「……と、言われています」
藤田正美(ふじた・まさよし)
『ニューズウィーク日本版』編集主幹
2003年3月29日
3月20日にアメリカを中心とする同盟軍のイラク攻撃が始まって以来、CNN、BBCと日本のテレビ局とを「はしご」する機会が多くなりました。さすがにアメリカ、イギリスのメディアは従軍記者の数は多いし、情報量も多いと思います。それに比べると、日本のテレビ報道は独自取材が少ないことに加え、ある民放などはずっと「戦争反対」という姿勢で報道しているということもあり、「報道」という観点から見ると首を傾げてしまいます。
交錯するニュース
それはともかく、今回の戦争は「情報戦」と言われるだけに、米英のメディアとカタールのアルジャジーラ(アフガン戦争でビンラディンの映像を放映して有名になったテレビ局)とではずいぶん内容が違います。イラクの情報省の発表など見ていると、まるで大本営発表かと思うほど、イラク有利という印象を受けますし、英米軍発表を聞いていると今にもバグダッドが陥落しそうな感じがします。
しかも、前線にいる記者にはその現場の状況しかわかりませんから、リポートを聞いているわれわれにも全体がどうなっているのかがよくわかりません。アルジャジーラが捕虜になった米英軍兵士の映像を流し、兵士の死体を放映して、アメリカ国内の反戦ムードを煽ろうとしたり、米メディアはそういった映像を流さないと決めたり、まるでメディアの間でも戦争をしているようなありさまです。さらには南部の都市・バスラでの攻防戦で、米英メディアは市民が反フセインで蜂起したと伝え、それに対してアルジャジーラが蜂起説を否定しています。
戦場の報道ということになると、実際には裏づけを取るのは非常にむずかしいのでしょう。しかも各メディアは、どの情報が信用できるのか吟味しつつ報道するという時間がないため、情報を垂れ流しながら「……と、言われています」と伝えざるをえないわけです。こうなってくると、わたしたち情報を受け取る側がこれをチェックするしかありません。
ニュースの落とし穴
こうしたメディアの報道を通じてしかイラクでの状況を知ることができないわたしたちには、相反する情報が流れてくると、いったいどちらを信用したらいいのか、本当のところはどこにあるのか、という疑問がわいてきます。こういった疑問は、混乱した状況だから生まれてくるのですが、実は日常的なニュースでもよくあることなのです。

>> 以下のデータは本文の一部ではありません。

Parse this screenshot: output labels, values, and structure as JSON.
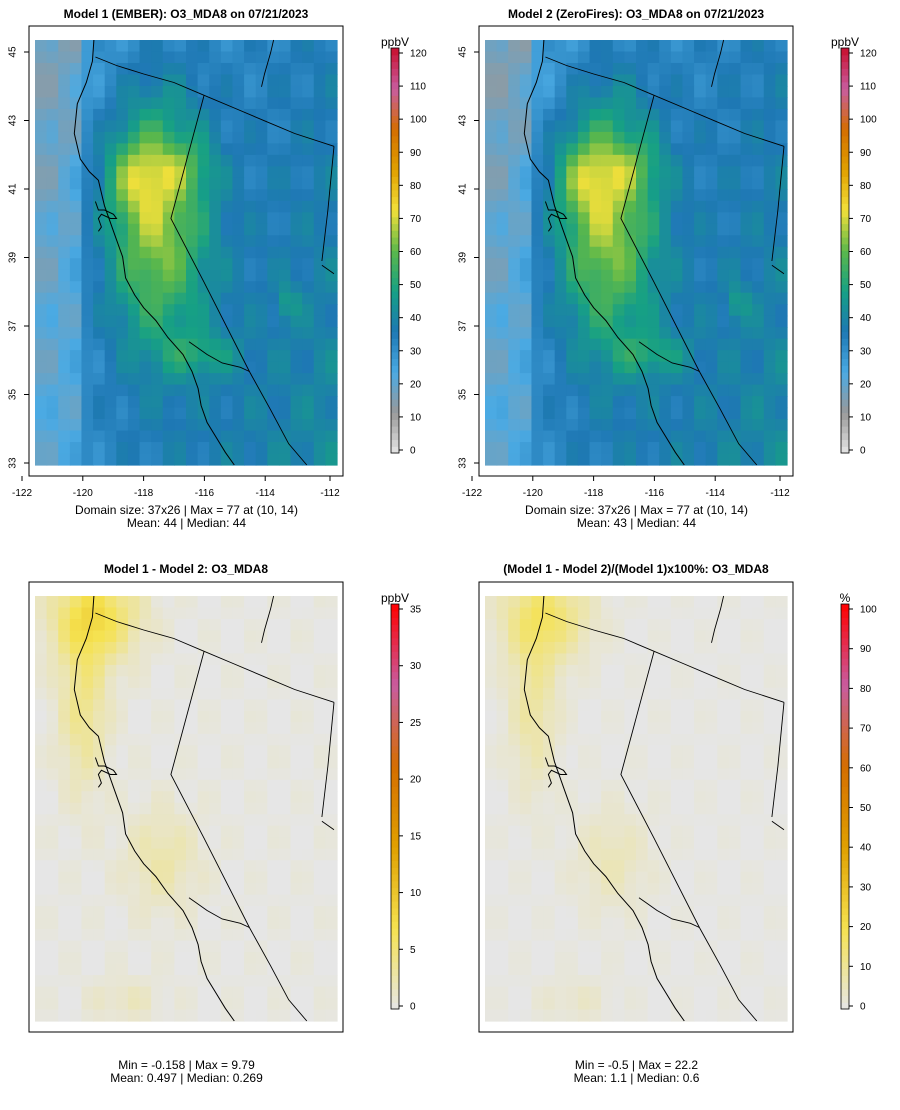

有名なものには、松本サリン事件のとき、被害者である河野さんを犯人扱いした事件があります。警察の心証をうのみにしたマスコミが、いかにも彼を犯人であるかのように報道したのです。ちょっと裏付け調査をすれば、そういった過ちを犯さずに済んだはずなのに、それを怠ったマスコミの責任は重いのです。
松本サリン事件はメディアが誤った報道をしていたことが後から明らかになったケースですが、実際には明らかにならないまま、わたしたちの記憶の中に固定されていった事件も多いはずです。戦争のように、敵味方の報道が食い違う場合は、どちらを信用するかという選択肢がわたしたちにはまだ残っていますが、日常的な報道にはそのようなことはあまりありません。つまりメディアが横並びで間違えば、わたしたちも横並びで間違ってしまうのです。
だからこそ、メディアの読み方が重要になってくると思います。メディアの側にいる人間がこんなことを言うのもおかしな話ですが、メディアが意識的にうそを報道することはあまりないはずです。でも無意識的にうその報道をすることはあり得るのです。情報発信者が意図的にうそを流すこともあるからです。自分に都合のいい情報を流すケースは、決して珍しくないでしょう。
異なる視点
テレビ、新聞、雑誌、インターネットを通じて流れてくる情報から、真実の姿を読みとっていくのは、実際には非常に困難な作業ですが、重要な問題になればなるほど、いろいろな情報を総合して、分析して、自分なりの結論を導き出すことが必要です。僕がこのコラムを書くときも、みなさんに「異なる視点」をできるだけ提供するよう心がけているつもりです。たとえば、片目を閉じて見れば距離感がわかりにくくなります。だから、違った見方をするメディアがあるからこそ、そこに「立体的な実像」が見えてくるということもいえます。毎晩夜遅くまでイラク報道を見ながら、こんなことを考えています。